A Rubik’s Cube-solving robot built by 11-year-old Katie Reilly (pictured) was among the top winners at the CoderDojo Coolest Projects Awards at the RDS last Saturday. The Kimmage schoolgirl built and programmed a Lego robot that completes the puzzle automatically, along with a Rubik’s Mania website devoted to the coloured cube. Solving the Rubik’s Cube in 15 seconds was only the start of the journey for the Dublin 15 CoderDojo member that led to her winning in the AOL websites category.

Over 10,000 people attended Ireland’s largest technology event to witness flood warning systems, robotic dog feeding apps, and mobile phones that don’t require a network among the inventions revealed by 800 young innovators aged between 5-17.

“I wanted to create a site that detailed the full history and different types of cube, along with instructional videos on how to solve the puzzle,” said the Bishop Galvin Templeogue schoolgirl. “I built the robot from Lego and coded it in Lego’s own Mindstories language.”

Also a winner was 12-year-old Jasper Brezina Coniffe from Dublin’s Warehouse Dojo was a winner in the Liberty Global/Virgin Media Future Makers category with Everyfone, a low-cost phone for developing countries that does not require a network. His brother, Harvey (14), took the Accenture innovator’s special prize for his invention startups.coderdojo.xyz – a website which allows kids in CoderDojo to get a website up and running in minutes.

A Flood Gauge warning system invented by Shay Fahy (11) from Athenry designed to alert whole communities and surrounding areas by e-mail or tweet when flooding is imminent was a winner in the Intel best hardware category.

“It was fantastic to see 100 entries from outside Ireland at Coolest Projects. We now have 1,020 dojos in 63 countries and reach 35,000 children a week,” said Coolest Projects co-founder Noel King. “Coolest Projects provides the bridge from learning coding skills at local CoderDojos to innovating and creating future employment.

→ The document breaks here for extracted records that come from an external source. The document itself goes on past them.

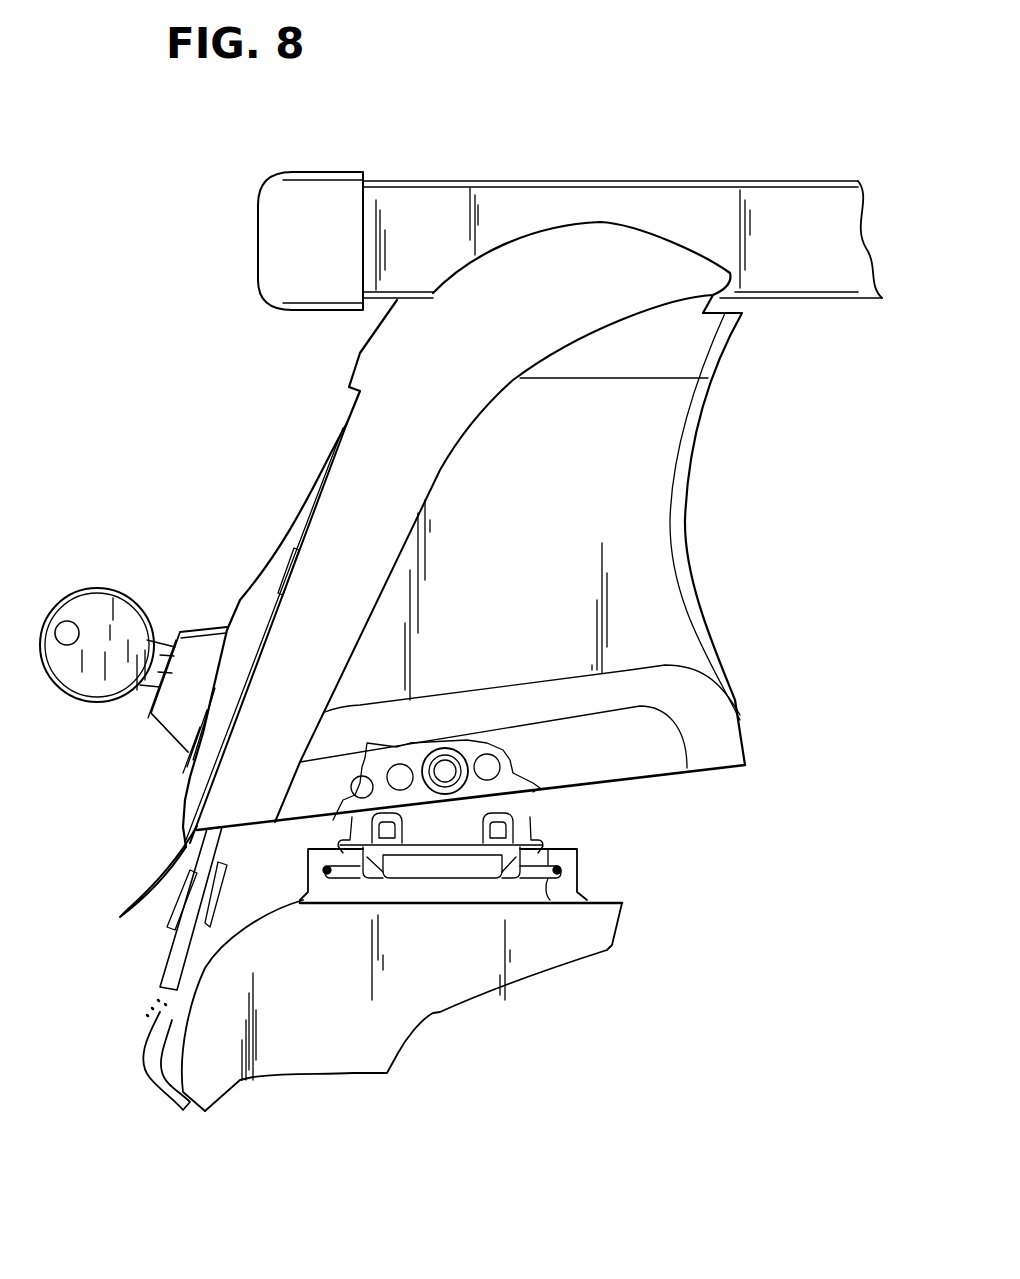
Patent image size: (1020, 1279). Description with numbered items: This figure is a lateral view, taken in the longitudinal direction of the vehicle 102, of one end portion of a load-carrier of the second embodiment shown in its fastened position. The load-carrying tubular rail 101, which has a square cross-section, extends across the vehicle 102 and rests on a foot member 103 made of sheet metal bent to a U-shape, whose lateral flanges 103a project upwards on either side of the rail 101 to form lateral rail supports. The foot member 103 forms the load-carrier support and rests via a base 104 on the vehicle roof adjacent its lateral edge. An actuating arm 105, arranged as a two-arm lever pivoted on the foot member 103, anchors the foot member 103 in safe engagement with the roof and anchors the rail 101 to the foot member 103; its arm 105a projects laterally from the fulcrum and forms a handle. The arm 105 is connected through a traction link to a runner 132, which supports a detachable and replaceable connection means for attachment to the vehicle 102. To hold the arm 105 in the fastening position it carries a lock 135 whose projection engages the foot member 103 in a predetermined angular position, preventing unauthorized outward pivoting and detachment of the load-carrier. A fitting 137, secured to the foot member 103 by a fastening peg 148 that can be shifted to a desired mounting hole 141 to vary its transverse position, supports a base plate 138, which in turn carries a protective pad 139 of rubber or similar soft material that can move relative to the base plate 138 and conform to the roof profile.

The load-carrying tubular rail 101 is at (738, 192).
The vehicle 102 is at (612, 945).
The foot member 103 is at (387, 348).
The lateral flange 103a is at (596, 240).
The base 104 is at (465, 898).
The actuating arm 105 is at (276, 552).
The handle arm 105a is at (192, 801).
The runner 132 is at (217, 843).
The lock 135 is at (203, 640).
The fitting 137 is at (470, 776).
The base plate 138 is at (543, 880).
The protective pad 139 is at (452, 889).
The mounting hole 141 is at (396, 773).
The fastening peg 148 is at (447, 768).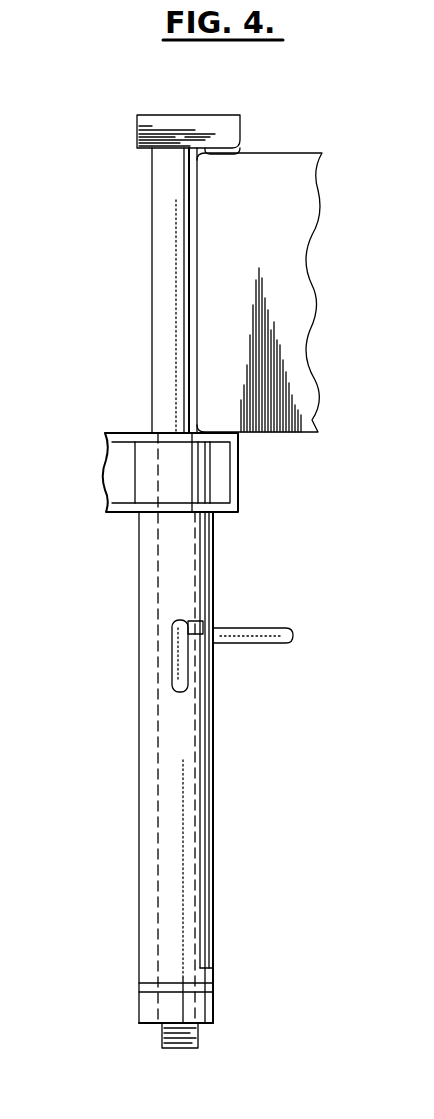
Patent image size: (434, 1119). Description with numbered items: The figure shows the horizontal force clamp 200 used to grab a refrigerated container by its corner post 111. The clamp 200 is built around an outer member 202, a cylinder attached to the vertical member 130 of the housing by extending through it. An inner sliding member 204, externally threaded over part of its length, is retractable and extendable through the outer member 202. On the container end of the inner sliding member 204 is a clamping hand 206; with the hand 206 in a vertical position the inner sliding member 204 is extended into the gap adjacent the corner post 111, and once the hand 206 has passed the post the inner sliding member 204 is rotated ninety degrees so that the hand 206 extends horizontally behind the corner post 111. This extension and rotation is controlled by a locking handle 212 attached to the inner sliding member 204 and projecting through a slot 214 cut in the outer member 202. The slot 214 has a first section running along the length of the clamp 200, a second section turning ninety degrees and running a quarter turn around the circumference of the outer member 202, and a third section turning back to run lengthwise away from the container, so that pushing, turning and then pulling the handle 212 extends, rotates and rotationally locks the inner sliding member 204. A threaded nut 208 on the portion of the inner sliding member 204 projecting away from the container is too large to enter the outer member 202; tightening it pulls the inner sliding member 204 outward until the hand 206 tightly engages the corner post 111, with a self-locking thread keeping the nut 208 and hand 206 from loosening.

The horizontal force clamp 200 is at (123, 683).
The outer member 202 is at (213, 773).
The inner sliding member 204 is at (165, 310).
The clamping hand 206 is at (226, 128).
The threaded nut 208 is at (217, 1003).
The locking handle 212 is at (293, 643).
The slot 214 is at (212, 625).
The vertical member 130 is at (238, 482).
The corner post 111 is at (277, 233).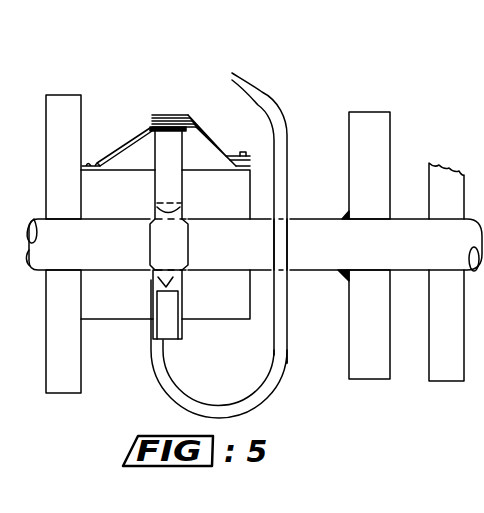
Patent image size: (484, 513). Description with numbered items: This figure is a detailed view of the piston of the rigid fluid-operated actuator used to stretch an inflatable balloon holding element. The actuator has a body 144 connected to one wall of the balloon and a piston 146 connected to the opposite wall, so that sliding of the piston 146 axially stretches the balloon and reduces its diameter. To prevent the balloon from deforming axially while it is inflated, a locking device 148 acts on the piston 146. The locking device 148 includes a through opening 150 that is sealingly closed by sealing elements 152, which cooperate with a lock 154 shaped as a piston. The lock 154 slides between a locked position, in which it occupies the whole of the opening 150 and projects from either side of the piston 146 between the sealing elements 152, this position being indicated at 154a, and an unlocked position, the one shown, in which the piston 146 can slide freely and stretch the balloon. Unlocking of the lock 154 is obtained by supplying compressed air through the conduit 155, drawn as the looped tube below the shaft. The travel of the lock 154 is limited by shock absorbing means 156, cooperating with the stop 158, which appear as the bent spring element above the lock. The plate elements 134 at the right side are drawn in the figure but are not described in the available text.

The support plate 134 is at (371, 346).
The body 144 is at (72, 107).
The piston 146 is at (262, 250).
The locking device 148 is at (222, 275).
The through opening 150 is at (162, 248).
The sealing elements 152 is at (105, 190).
The lock 154 is at (172, 162).
The locked position of the lock 154a is at (173, 280).
The conduit 155 is at (262, 387).
The shock absorbing means 156 is at (150, 128).
The stop 158 is at (221, 142).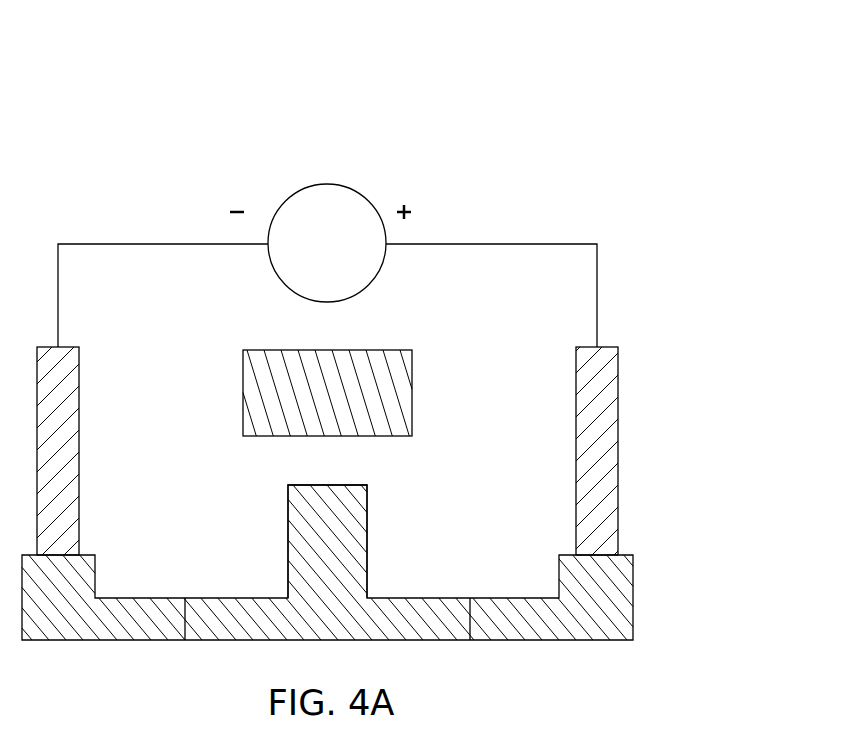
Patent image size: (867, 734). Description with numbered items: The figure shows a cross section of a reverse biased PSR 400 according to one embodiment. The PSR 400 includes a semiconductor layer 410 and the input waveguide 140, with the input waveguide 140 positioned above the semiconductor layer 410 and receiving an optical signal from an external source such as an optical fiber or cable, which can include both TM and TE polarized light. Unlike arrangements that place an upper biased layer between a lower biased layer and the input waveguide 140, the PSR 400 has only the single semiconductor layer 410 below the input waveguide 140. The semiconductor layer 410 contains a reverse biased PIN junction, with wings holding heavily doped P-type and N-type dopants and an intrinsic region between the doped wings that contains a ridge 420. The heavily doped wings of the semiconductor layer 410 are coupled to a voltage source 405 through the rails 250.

The PSR 400 is at (596, 93).
The voltage source 405 is at (328, 184).
The input waveguide 140 is at (363, 348).
The rails 250 is at (80, 422).
The semiconductor layer 410 is at (633, 613).
The ridge 420 is at (367, 528).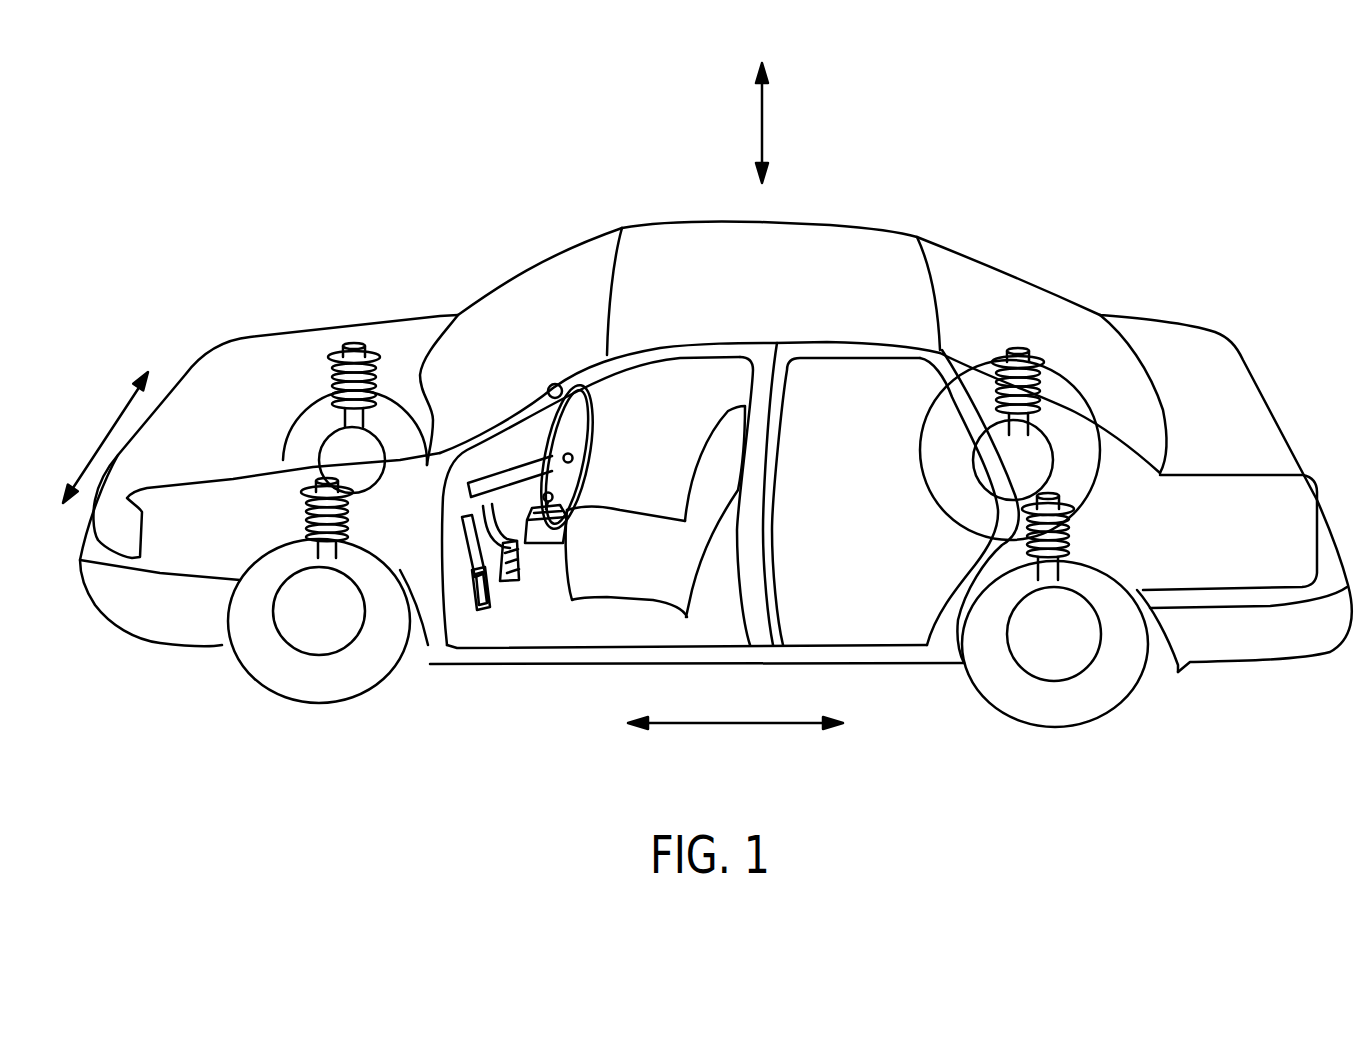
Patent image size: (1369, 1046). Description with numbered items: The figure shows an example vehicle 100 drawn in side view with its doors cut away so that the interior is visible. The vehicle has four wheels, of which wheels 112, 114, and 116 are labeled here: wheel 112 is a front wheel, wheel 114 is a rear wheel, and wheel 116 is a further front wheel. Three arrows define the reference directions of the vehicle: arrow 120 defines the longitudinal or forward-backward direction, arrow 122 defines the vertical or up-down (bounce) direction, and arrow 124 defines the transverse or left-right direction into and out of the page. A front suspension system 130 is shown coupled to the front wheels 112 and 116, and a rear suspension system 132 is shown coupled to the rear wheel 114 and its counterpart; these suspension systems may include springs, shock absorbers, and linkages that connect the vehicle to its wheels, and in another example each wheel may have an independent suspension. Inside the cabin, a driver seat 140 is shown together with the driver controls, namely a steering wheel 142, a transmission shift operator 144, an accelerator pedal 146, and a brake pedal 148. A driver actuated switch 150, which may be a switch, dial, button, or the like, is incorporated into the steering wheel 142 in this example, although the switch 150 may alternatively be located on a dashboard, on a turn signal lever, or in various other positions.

The vehicle 100 is at (1082, 195).
The wheel 112 is at (253, 658).
The wheel 114 is at (1100, 690).
The wheel 116 is at (393, 393).
The arrow 120 is at (710, 725).
The arrow 122 is at (760, 125).
The arrow 124 is at (105, 437).
The front suspension system 130 is at (350, 345).
The rear suspension system 132 is at (1016, 347).
The driver seat 140 is at (630, 582).
The steering wheel 142 is at (547, 412).
The transmission shift operator 144 is at (548, 494).
The accelerator pedal 146 is at (515, 580).
The brake pedal 148 is at (486, 610).
The driver actuated switch 150 is at (573, 457).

We are the piece in the middle which makes the connection.

“These digital skills are vital if Europe is to address the coding skills shortage which has led to 500,000 open job postings across the region in 2016.”

This year also saw the introduction of Launch’d – an event over four stages featuring 50 top international speakers as well as 100 of Ireland’s top tech start-up companies.

Among the speakers was Seattle-based Dubliner Aidan Hughes – developer of of the world’s most popular calculators, with more than 70 million combined downloads and 11 million monthly users. Michael Hunger, caretaker of the Neo4J community, talked about how his organisation helped to unravel the Panama Papers.

Coolest Projects is supported by Intel, Microsoft, Aol, Openet, Bank of Ireland, Folens, Symantec, Virgin Media, RTE, Deloitte Digital, Salesforce, Dublin City Council and Accenture.